While he described the development as “fabulous,” Coun. Chris Wilson asked the developer to examine a way to include more below market rentals, possibly in other projects in the city.
“What our city needs is more rental to provide larger supply, and especially some more below-market rental,” Wilson said.
A portion of the site is set to be held to make room for a school if deemed necessary by School District #43.
During Monday’s meeting, School District #43 confirmed that their projections show a new school will be needed at Fraser Mills.
Given the lag time between when a school is needed and when a school is built, Coun. Teri Towner implored the province to be proactive with funding.
“Start budgeting, starting planning . . . to get the school built so all those kids aren’t having to be driven over the King Edward overpass to school every day,” Towner said.
Both local MLAs and the Ministry of Education are “quite aware” of the forthcoming activity at the Fraser Mills site, school trustee Carol Cahoon told council Monday.
“This is a top priority,” Cahoon said.
Port of Vancouver previously expressed concerns about the project, noting the “alarming rate” at which industrial land is put to other uses.
“We urge the City of Coquitlam to consider the economic importance of this industrial land to the community’s future, and the shortage of industrial land across the region in general,” wrote Port of Vancouver director of planning and development Greg Yeomans in 2018.
Yeomans emphasized the area’s history of industrial development, “close to the Fraser River and transportation linkages.”
“Clearly, the scarcity of industrial land is a critical issue for Canada’s trade capability, undermining employment and economic development opportunities for the region and the country as a whole.
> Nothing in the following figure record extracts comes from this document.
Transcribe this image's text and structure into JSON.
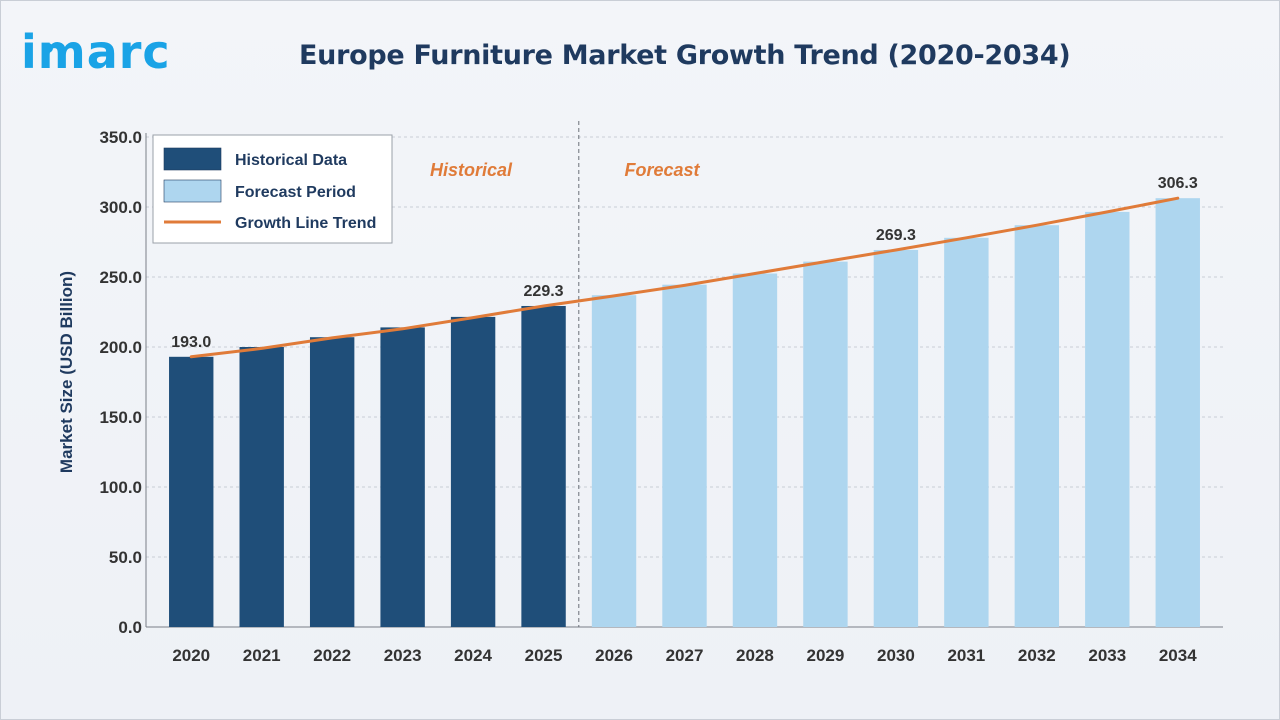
{
  "brand": {
    "logo_text": "imarc"
  },
  "colors": {
    "brand_blue": "#1aa3e6",
    "title": "#1f3a5f",
    "historical_bar": "#1f4e79",
    "forecast_bar": "#aed6ef",
    "trend_line": "#e07b39",
    "axis_text": "#333333",
    "grid": "#c9ced6",
    "section_label": "#e07b39"
  },
  "chart_data": {
    "type": "bar",
    "title": "Europe Furniture Market Growth Trend (2020-2034)",
    "xlabel": "",
    "ylabel": "Market Size (USD Billion)",
    "ylim": [
      0,
      350
    ],
    "y_ticks": [
      "0.0",
      "50.0",
      "100.0",
      "150.0",
      "200.0",
      "250.0",
      "300.0",
      "350.0"
    ],
    "grid": true,
    "legend_position": "top-left",
    "categories": [
      "2020",
      "2021",
      "2022",
      "2023",
      "2024",
      "2025",
      "2026",
      "2027",
      "2028",
      "2029",
      "2030",
      "2031",
      "2032",
      "2033",
      "2034"
    ],
    "series": [
      {
        "name": "Historical Data",
        "kind": "bar",
        "color": "#1f4e79",
        "values": [
          193.0,
          200.0,
          207.0,
          214.0,
          221.5,
          229.3,
          null,
          null,
          null,
          null,
          null,
          null,
          null,
          null,
          null
        ]
      },
      {
        "name": "Forecast Period",
        "kind": "bar",
        "color": "#aed6ef",
        "values": [
          null,
          null,
          null,
          null,
          null,
          null,
          237.0,
          244.5,
          252.5,
          261.0,
          269.3,
          278.0,
          287.0,
          296.5,
          306.3
        ]
      },
      {
        "name": "Growth Line Trend",
        "kind": "line",
        "color": "#e07b39",
        "values": [
          193.0,
          199.0,
          206.5,
          213.0,
          221.0,
          229.3,
          236.5,
          244.0,
          252.5,
          261.0,
          269.3,
          278.0,
          287.0,
          296.5,
          306.3
        ]
      }
    ],
    "data_labels": [
      {
        "category": "2020",
        "text": "193.0"
      },
      {
        "category": "2025",
        "text": "229.3"
      },
      {
        "category": "2030",
        "text": "269.3"
      },
      {
        "category": "2034",
        "text": "306.3"
      }
    ],
    "annotations": [
      {
        "text": "Historical",
        "near_category": "2023"
      },
      {
        "text": "Forecast",
        "near_category": "2026"
      }
    ],
    "divider_between": [
      "2025",
      "2026"
    ]
  }
}
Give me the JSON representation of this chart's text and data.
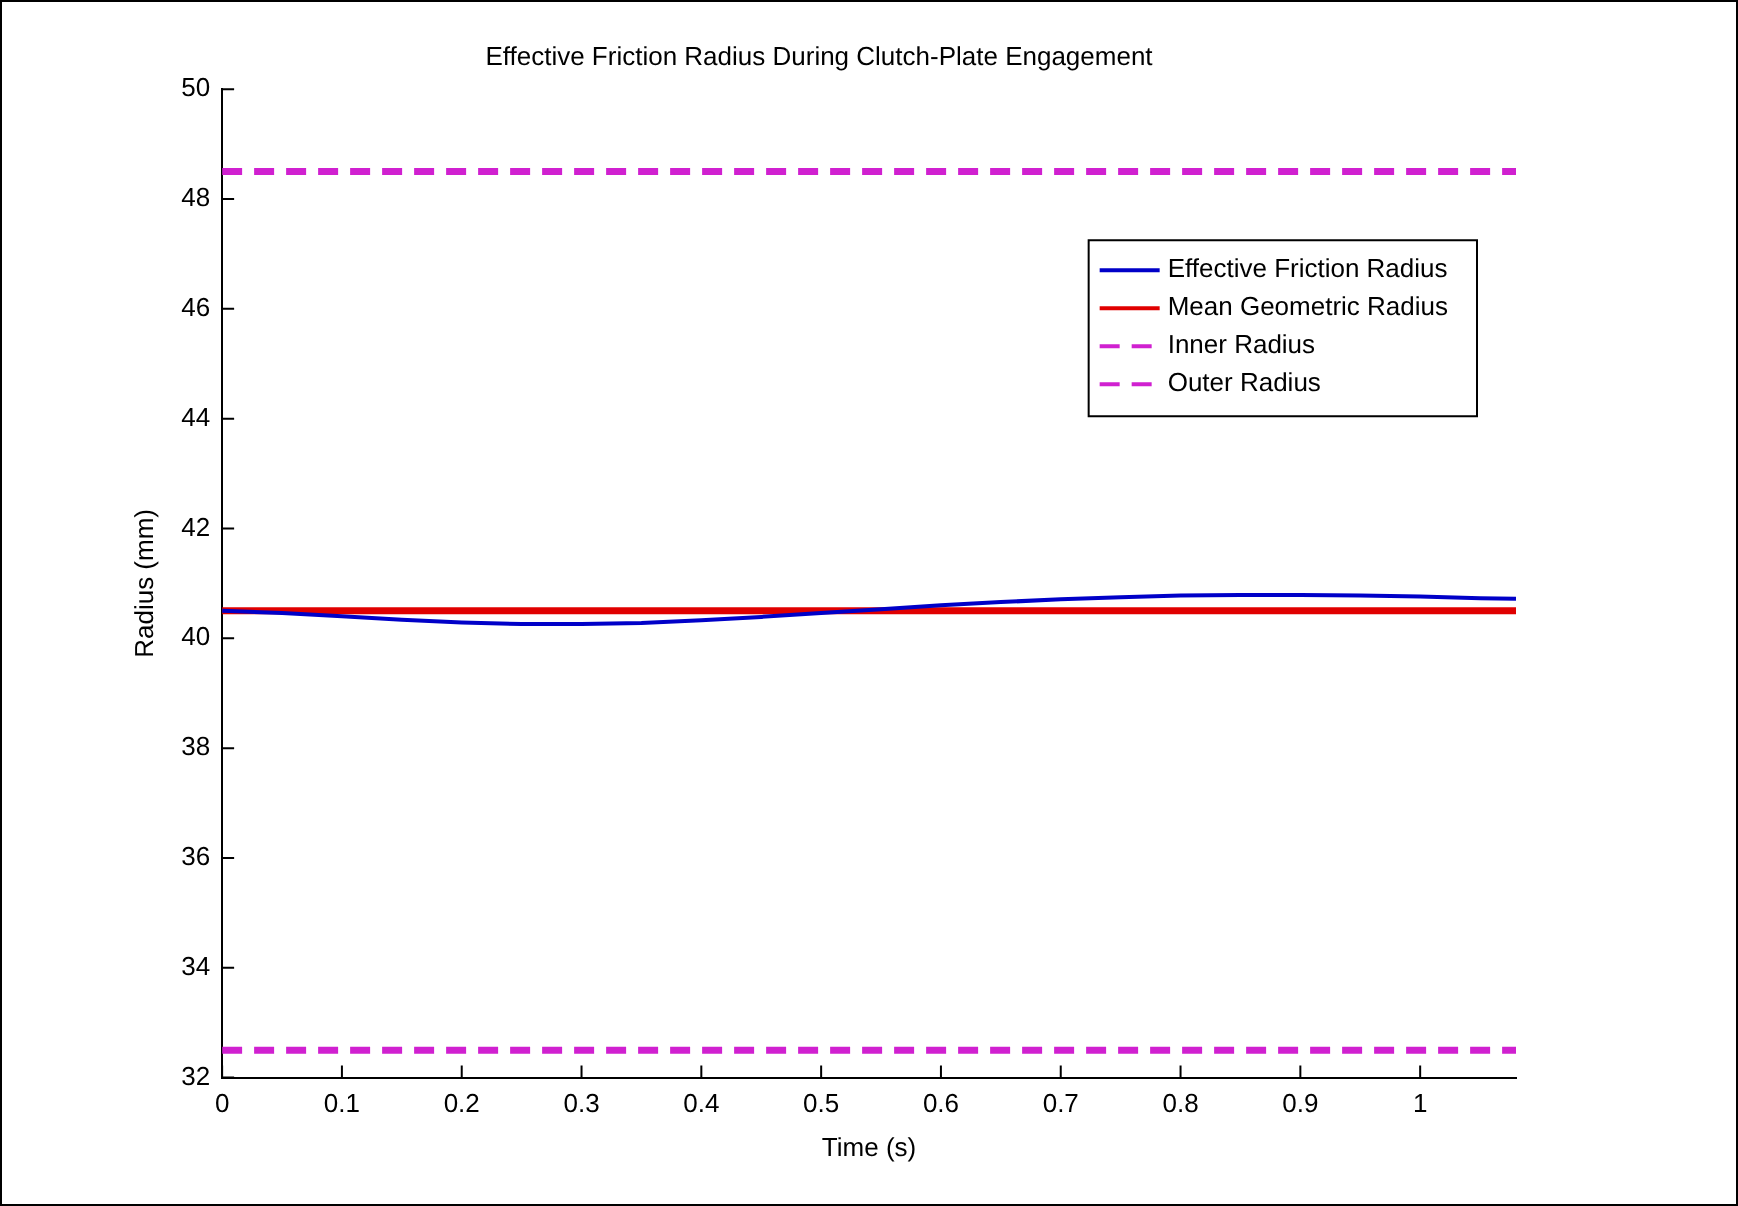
{
  "chart_data": {
    "type": "line",
    "title": "Effective Friction Radius During Clutch-Plate Engagement",
    "xlabel": "Time (s)",
    "ylabel": "Radius (mm)",
    "xlim": [
      0,
      1.08
    ],
    "xticks": [
      0,
      0.1,
      0.2,
      0.3,
      0.4,
      0.5,
      0.6,
      0.7,
      0.8,
      0.9,
      1
    ],
    "ylim": [
      32,
      50
    ],
    "yticks": [
      32,
      34,
      36,
      38,
      40,
      42,
      44,
      46,
      48,
      50
    ],
    "grid": false,
    "legend": "top right",
    "marker": "none",
    "series": [
      {
        "name": "Effective Friction Radius",
        "color": "#0000c8",
        "line_style": "solid",
        "x": [
          0,
          0.05,
          0.1,
          0.15,
          0.2,
          0.25,
          0.3,
          0.35,
          0.4,
          0.45,
          0.5,
          0.55,
          0.6,
          0.65,
          0.7,
          0.75,
          0.8,
          0.85,
          0.9,
          0.95,
          1,
          1.05,
          1.08
        ],
        "values": [
          40.5,
          40.46,
          40.4,
          40.34,
          40.29,
          40.26,
          40.26,
          40.28,
          40.33,
          40.39,
          40.46,
          40.53,
          40.6,
          40.66,
          40.71,
          40.75,
          40.78,
          40.79,
          40.79,
          40.78,
          40.76,
          40.73,
          40.72
        ]
      },
      {
        "name": "Mean Geometric Radius",
        "color": "#e00000",
        "line_style": "solid",
        "x": [
          0,
          1.08
        ],
        "values": [
          40.5,
          40.5
        ]
      },
      {
        "name": "Inner Radius",
        "color": "#d020d0",
        "line_style": "dashed",
        "x": [
          0,
          1.08
        ],
        "values": [
          32.5,
          32.5
        ]
      },
      {
        "name": "Outer Radius",
        "color": "#d020d0",
        "line_style": "dashed",
        "x": [
          0,
          1.08
        ],
        "values": [
          48.5,
          48.5
        ]
      }
    ]
  }
}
While demand for housing is high, converting industrial land will only result in losing the very lands that create jobs to support residential growth and local prosperity,” Yeomans wrote.
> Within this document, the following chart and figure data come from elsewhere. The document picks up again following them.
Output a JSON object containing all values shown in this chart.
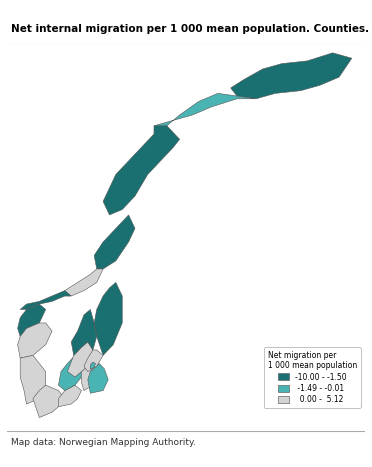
{
  "title": "Net internal migration per 1 000 mean population. Counties. 2005",
  "source": "Map data: Norwegian Mapping Authority.",
  "legend_title": "Net migration per\n1 000 mean population",
  "legend_items": [
    {
      "label": "-10.00 - -1.50",
      "color": "#1a7070"
    },
    {
      "label": " -1.49 - -0.01",
      "color": "#4ab3b3"
    },
    {
      "label": "  0.00 -  5.12",
      "color": "#d4d4d4"
    }
  ],
  "colors": {
    "dark_teal": "#1a7070",
    "light_teal": "#4ab3b3",
    "light_gray": "#d4d4d4",
    "border": "#555555",
    "background": "#ffffff"
  },
  "county_categories": {
    "Finnmark": 0,
    "Troms": 1,
    "Nordland": 0,
    "Nord-Trondelag": 0,
    "Sor-Trondelag": 2,
    "More og Romsdal": 0,
    "Sogn og Fjordane": 0,
    "Hordaland": 2,
    "Rogaland": 2,
    "Vest-Agder": 2,
    "Aust-Agder": 2,
    "Telemark": 1,
    "Vestfold": 2,
    "Buskerud": 2,
    "Hedmark": 0,
    "Oppland": 0,
    "Akershus": 2,
    "Oslo": 1,
    "Ostfold": 1
  },
  "lon_min": 4.0,
  "lon_max": 32.0,
  "lat_min": 57.5,
  "lat_max": 71.8,
  "title_fontsize": 7.5,
  "source_fontsize": 6.5
}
Discussing the controversy about the change from industrial to residential land on Monday, Towner underscored the need for housing, which has only increased since the project was first contemplated.
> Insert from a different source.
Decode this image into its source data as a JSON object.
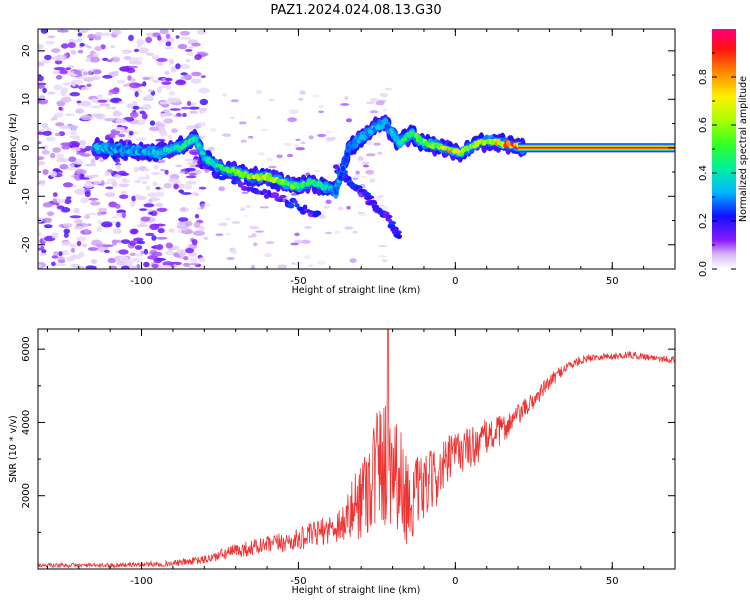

“We’re in a housing crisis,” Towner said, noting the project also includes 69 childcare spaces in the first phase of development.
Other councillors praised the creation of a walkable waterfront area similar to the quay in New Westminster.
In exchange for a reduction in city parking requirements, Beedie would also subsidize transit to ensure 15-minute bus service during peak hours Monday through Saturday. The subsidy would continue until TransLink upgrades bus service in the area.
The bus service is also set to include a route between Fraser Mills and Braid Station.
That lack of transit was cause for concern from TransLink in 2018, with senior planner Mark Seinen noting that the 159 bus is the only route that directly serves the site.
Even with improvements, “the resulting 159 service would likely not be adequate to meet the demand created by the addition of as many as 10,000 new residents to the area,” Seinen write,
The development would create a “compact new community,” according to Seinen.
“However, it also poses challenges for the regional transportation system, particularly in terms of goods movement and capacity on the Major Road Network,” he wrote.
If council moves the project forward, the development will still need approval from the Ministry of Transportation and Infrastructure.
To address flooding concerns, the “habitable portion of residences and commercial spaces” must be at a minimum elevation of 20 feet.
Cash on the table
If approved, the applicant will be on the hook for approximately $192 million. That figure includes $125 million in development cost charges, $6.14 million toward the city’s affordable housing reserve fund and $61 million toward a new community centre.
The development requires one more formal council vote before construction can begin.
“I look forward to some ribbon cuttings,” Mayor Richard Stewart said Monday.